Of all the vectorizers tested above, choose one that has a reasonable performance with a manageable number of features and compare the performance of these models:

- KNN
- Logistic Regression
- Decision Trees
- Support Vector Machine
- Random Forest
- Extra Trees

In order to speed up the calculation it's better to vectorize the data only once and then compare the models.

In [227]:
from sklearn.ensemble import RandomForestRegressor
from sklearn.metrics import mean_squared_error
forest = RandomForestRegressor(n_estimators = 500, max_features ='sqrt')
forest.fit(X_train, y_train)
y_pred = forest.predict(X_test)
print(mean_squared_error(y_test, y_pred)**.5)
# Score our model
print('train score ', forest.score(X_train, y_train))
print('test score ', forest.score(X_test, y_test))

0.9290131486774462
train score  0.8813891364605494
test score  0.20613125674180952


In [216]:
from sklearn.neighbors import KNeighborsClassifier
# Intialize our model
knn = KNeighborsClassifier(n_neighbors=2)
knn.fit(X_train, y_train)

KNeighborsClassifier(algorithm='auto', leaf_size=30, metric='minkowski',
           metric_params=None, n_jobs=None, n_neighbors=2, p=2,
           weights='uniform')

In [217]:
# Score our model
print('train score ', knn.score(X_train, y_train))
print('test score ', knn.score(X_test, y_test))

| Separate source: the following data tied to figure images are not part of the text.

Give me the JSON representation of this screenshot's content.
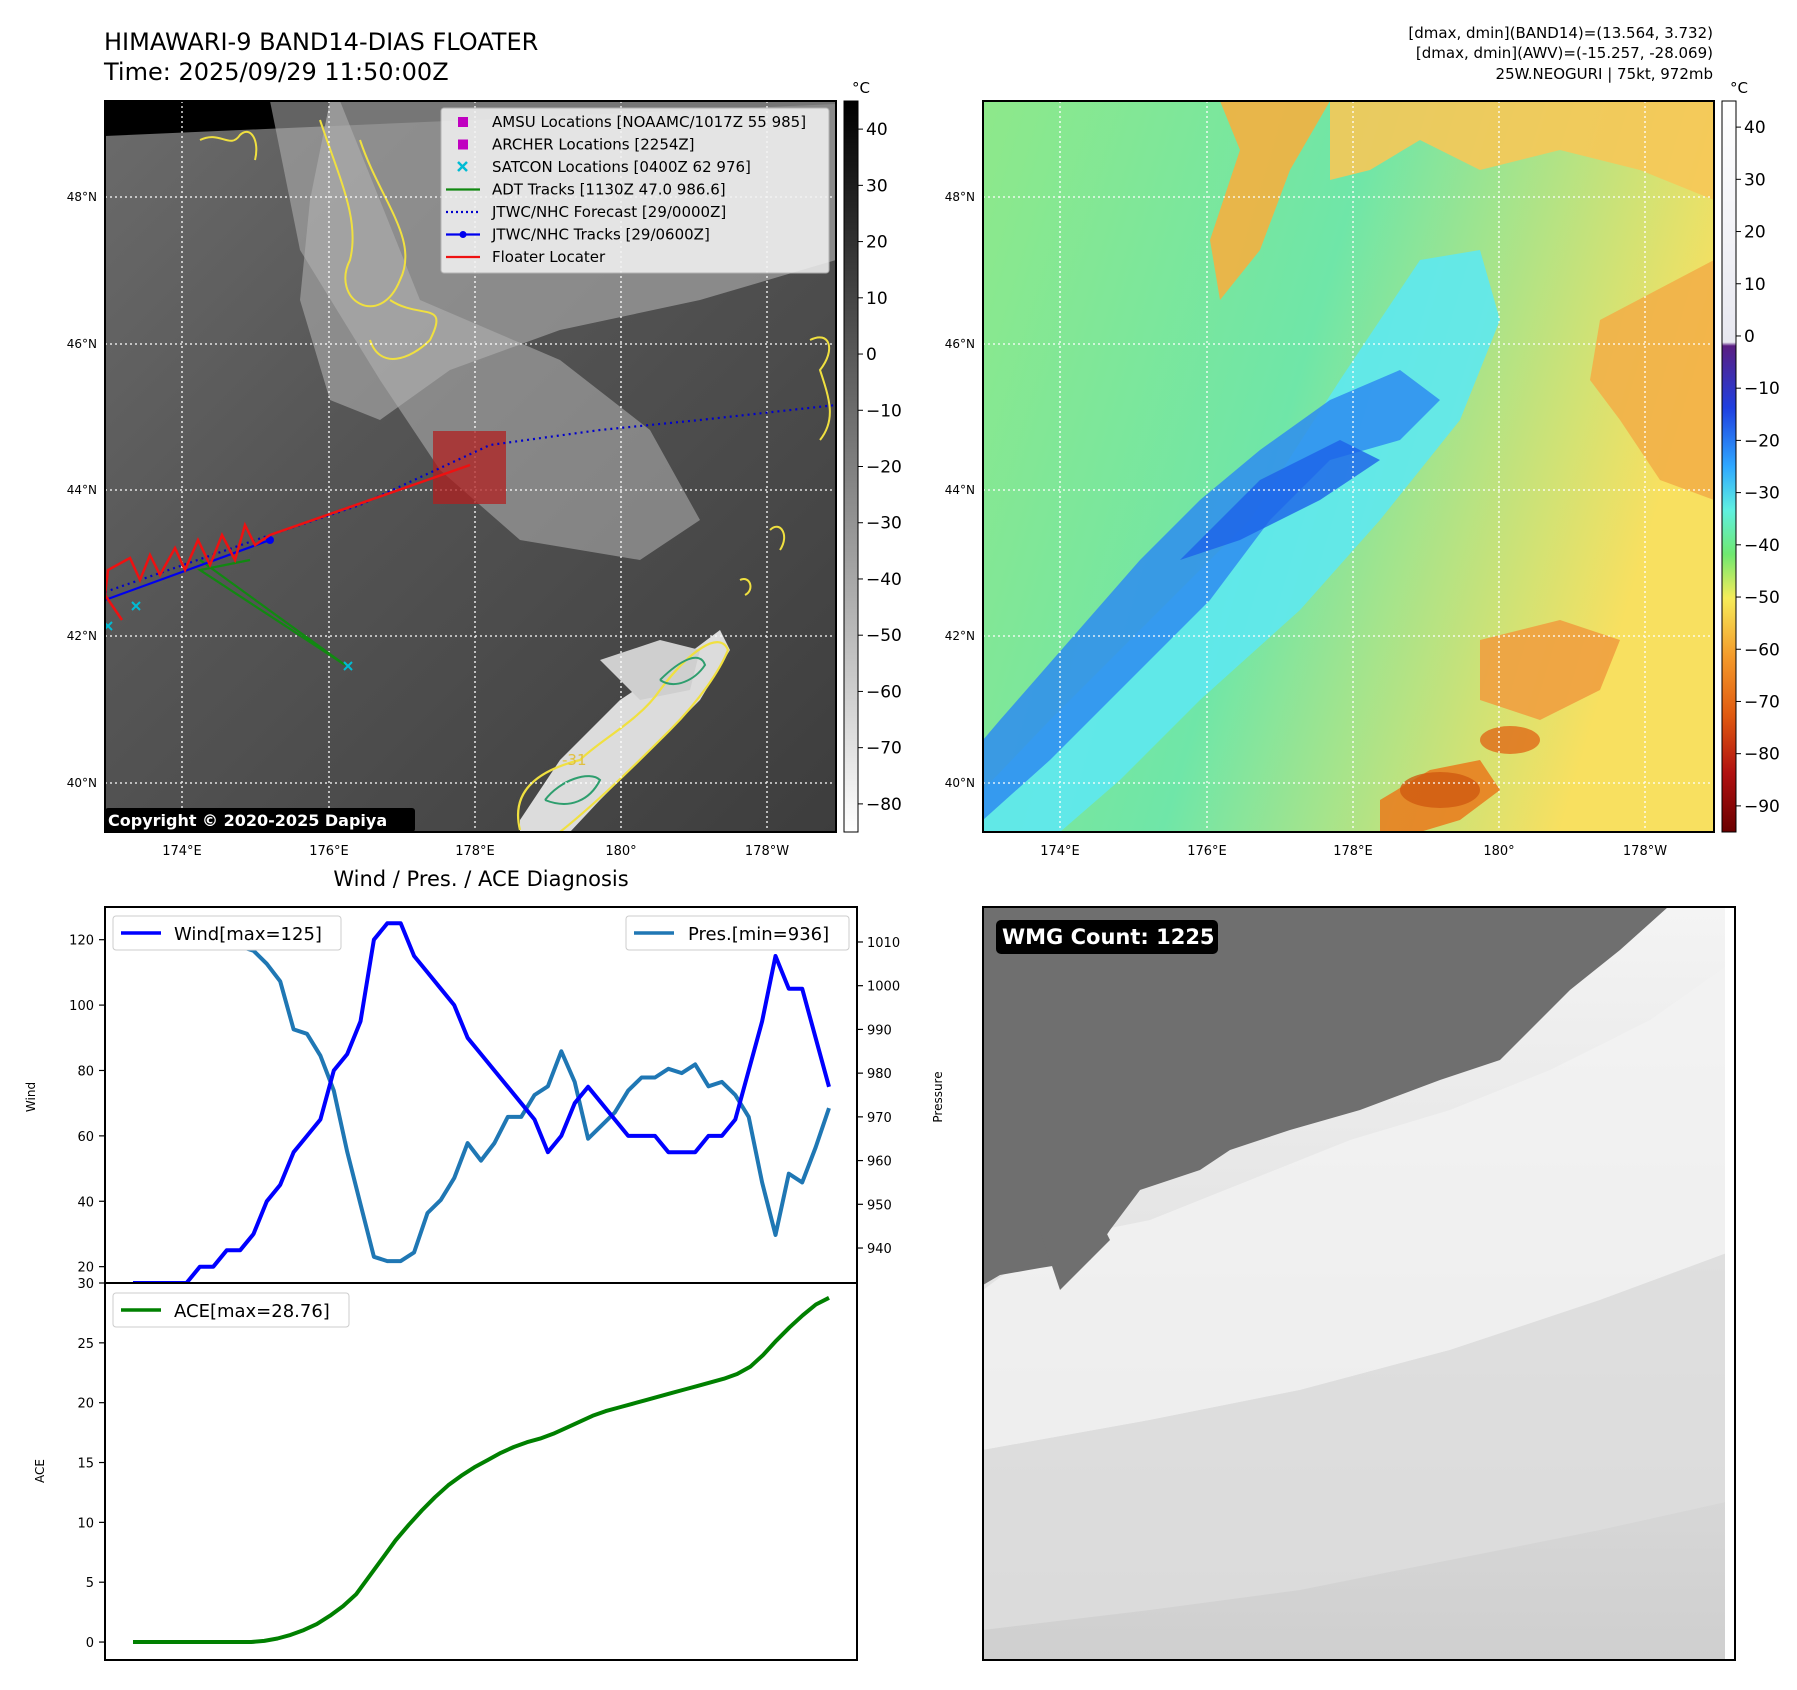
{
  "header": {
    "title_line1": "HIMAWARI-9 BAND14-DIAS FLOATER",
    "title_line2": "Time: 2025/09/29 11:50:00Z",
    "info_line1": "[dmax, dmin](BAND14)=(13.564, 3.732)",
    "info_line2": "[dmax, dmin](AWV)=(-15.257, -28.069)",
    "info_line3": "25W.NEOGURI | 75kt, 972mb"
  },
  "map": {
    "lat_labels": [
      "48°N",
      "46°N",
      "44°N",
      "42°N",
      "40°N"
    ],
    "lon_labels": [
      "174°E",
      "176°E",
      "178°E",
      "180°",
      "178°W"
    ],
    "copyright": "Copyright © 2020-2025 Dapiya",
    "contour_label": "-31",
    "legend": [
      {
        "label": "AMSU Locations [NOAAMC/1017Z 55 985]",
        "color": "#c000c0",
        "marker": "square"
      },
      {
        "label": "ARCHER Locations [2254Z]",
        "color": "#c000c0",
        "marker": "square"
      },
      {
        "label": "SATCON Locations [0400Z 62 976]",
        "color": "#00bcd4",
        "marker": "x"
      },
      {
        "label": "ADT Tracks [1130Z 47.0 986.6]",
        "color": "#118811",
        "marker": "line"
      },
      {
        "label": "JTWC/NHC Forecast [29/0000Z]",
        "color": "#0000cc",
        "marker": "dotted"
      },
      {
        "label": "JTWC/NHC Tracks [29/0600Z]",
        "color": "#0000ee",
        "marker": "line-dot"
      },
      {
        "label": "Floater Locater",
        "color": "#ee1111",
        "marker": "line"
      }
    ]
  },
  "colorbar_band14": {
    "unit": "°C",
    "ticks": [
      "40",
      "30",
      "20",
      "10",
      "0",
      "−10",
      "−20",
      "−30",
      "−40",
      "−50",
      "−60",
      "−70",
      "−80"
    ]
  },
  "colorbar_awv": {
    "unit": "°C",
    "ticks": [
      "40",
      "30",
      "20",
      "10",
      "0",
      "−10",
      "−20",
      "−30",
      "−40",
      "−50",
      "−60",
      "−70",
      "−80",
      "−90"
    ]
  },
  "wmg": {
    "label": "WMG Count: 1225"
  },
  "chart_data": [
    {
      "type": "line",
      "title": "Wind / Pres. / ACE Diagnosis",
      "ylabel": "Wind",
      "ylabel_right": "Pressure",
      "ylim": [
        15,
        130
      ],
      "ylim_right": [
        932,
        1018
      ],
      "y_ticks": [
        20,
        40,
        60,
        80,
        100,
        120
      ],
      "y_ticks_right": [
        940,
        950,
        960,
        970,
        980,
        990,
        1000,
        1010
      ],
      "grid": false,
      "series": [
        {
          "name": "Wind[max=125]",
          "color": "#0000ff",
          "axis": "left",
          "values": [
            15,
            15,
            15,
            15,
            15,
            20,
            20,
            25,
            25,
            30,
            40,
            45,
            55,
            60,
            65,
            80,
            85,
            95,
            120,
            125,
            125,
            115,
            110,
            105,
            100,
            90,
            85,
            80,
            75,
            70,
            65,
            55,
            60,
            70,
            75,
            70,
            65,
            60,
            60,
            60,
            55,
            55,
            55,
            60,
            60,
            65,
            80,
            95,
            115,
            105,
            105,
            90,
            75
          ]
        },
        {
          "name": "Pres.[min=936]",
          "color": "#1f77b4",
          "axis": "right",
          "values": [
            1009,
            1009,
            1012,
            1012,
            1012,
            1010,
            1009,
            1009,
            1009,
            1008,
            1005,
            1001,
            990,
            989,
            984,
            976,
            962,
            950,
            938,
            937,
            937,
            939,
            948,
            951,
            956,
            964,
            960,
            964,
            970,
            970,
            975,
            977,
            985,
            978,
            965,
            968,
            971,
            976,
            979,
            979,
            981,
            980,
            982,
            977,
            978,
            975,
            970,
            955,
            943,
            957,
            955,
            963,
            972
          ]
        }
      ]
    },
    {
      "type": "line",
      "ylabel": "ACE",
      "ylim": [
        -1.5,
        30
      ],
      "y_ticks": [
        0,
        5,
        10,
        15,
        20,
        25,
        30
      ],
      "grid": false,
      "series": [
        {
          "name": "ACE[max=28.76]",
          "color": "#008000",
          "values": [
            0,
            0,
            0,
            0,
            0,
            0,
            0,
            0,
            0,
            0,
            0.1,
            0.3,
            0.6,
            1.0,
            1.5,
            2.2,
            3.0,
            4.0,
            5.5,
            7.0,
            8.5,
            9.8,
            11.0,
            12.1,
            13.1,
            13.9,
            14.6,
            15.2,
            15.8,
            16.3,
            16.7,
            17.0,
            17.4,
            17.9,
            18.4,
            18.9,
            19.3,
            19.6,
            19.9,
            20.2,
            20.5,
            20.8,
            21.1,
            21.4,
            21.7,
            22.0,
            22.4,
            23.0,
            24.0,
            25.2,
            26.3,
            27.3,
            28.2,
            28.76
          ]
        }
      ]
    }
  ]
}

train score  0.6809242871189773
test score  0.3909830007390983


In [218]:
from sklearn.tree import DecisionTreeClassifier, export_graphviz
from sklearn.externals.six import StringIO 

In [226]:
# build model
classifier = DecisionTreeClassifier(criterion='gini', max_depth=5)
classifier.fit(X, y)
# Score our model
print('train score ', classifier.score(X_train, y_train))
print('test score ', classifier.score(X_test, y_test))

train score  0.49065880039331367
test score  0.4515890613451589


In [229]:
# build model
from sklearn.svm import SVC
model = SVC(kernel='linear', C=1E10)
model.fit(X, y)
# Score our model
print('train score ', model.score(X_train, y_train))
print('test score ', model.score(X_test, y_test))

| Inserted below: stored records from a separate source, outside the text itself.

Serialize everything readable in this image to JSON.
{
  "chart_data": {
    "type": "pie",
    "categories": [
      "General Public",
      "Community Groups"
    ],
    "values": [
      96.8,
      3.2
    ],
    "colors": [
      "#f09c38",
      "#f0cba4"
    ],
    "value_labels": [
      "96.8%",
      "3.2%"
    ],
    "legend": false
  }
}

train score  0.9788593903638152
test score  0.6164079822616408


In [230]:
model.support_vectors_

array([[0., 0., 0., ..., 0., 0., 0.],
       [0., 0., 0., ..., 0., 0., 0.],
       [0., 0., 0., ..., 0., 0., 0.],
       ...,
       [0., 0., 0., ..., 0., 0., 0.],
       [0., 0., 2., ..., 0., 0., 0.],
       [0., 0., 0., ..., 0., 0., 0.]])

In [234]:
#Extra Trees
# Create adaboost classifer object
from sklearn.ensemble import AdaBoostClassifier
from sklearn import datasets
from sklearn import metrics
abc = AdaBoostClassifier(n_estimators=50,
                         learning_rate=1)
# Train Adaboost Classifer
model = abc.fit(X_train, y_train)

#Predict the response for test dataset
y_pred = model.predict(X_test)

In [235]:
print("Accuracy:",metrics.accuracy_score(y_test, y_pred))

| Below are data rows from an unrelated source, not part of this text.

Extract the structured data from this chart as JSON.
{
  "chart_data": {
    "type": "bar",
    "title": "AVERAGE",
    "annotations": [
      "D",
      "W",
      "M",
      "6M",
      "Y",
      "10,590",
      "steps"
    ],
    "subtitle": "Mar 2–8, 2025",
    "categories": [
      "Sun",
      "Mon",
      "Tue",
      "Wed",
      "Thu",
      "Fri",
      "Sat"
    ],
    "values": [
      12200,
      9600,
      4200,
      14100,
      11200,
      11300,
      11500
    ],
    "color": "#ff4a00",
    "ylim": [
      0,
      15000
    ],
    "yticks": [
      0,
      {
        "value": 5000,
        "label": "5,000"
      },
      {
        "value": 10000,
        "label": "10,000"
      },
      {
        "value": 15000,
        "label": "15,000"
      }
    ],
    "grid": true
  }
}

Accuracy: 0.623059866962306


### Bonus: Other classifiers

Adapt the code from [this example](http://scikit-learn.org/stable/auto_examples/text/document_classification_20newsgroups.html#example-text-document-classification-20newsgroups-py) to compare across all the classifiers suggested and to display the final plot

### Bonus: 

- #### Fit a model to the 20newsgroups dataset with all classes

- #### Choose texts, for example from newspaper articles, and check what is the class label predicted for them. Does the predicted label meet your expectations?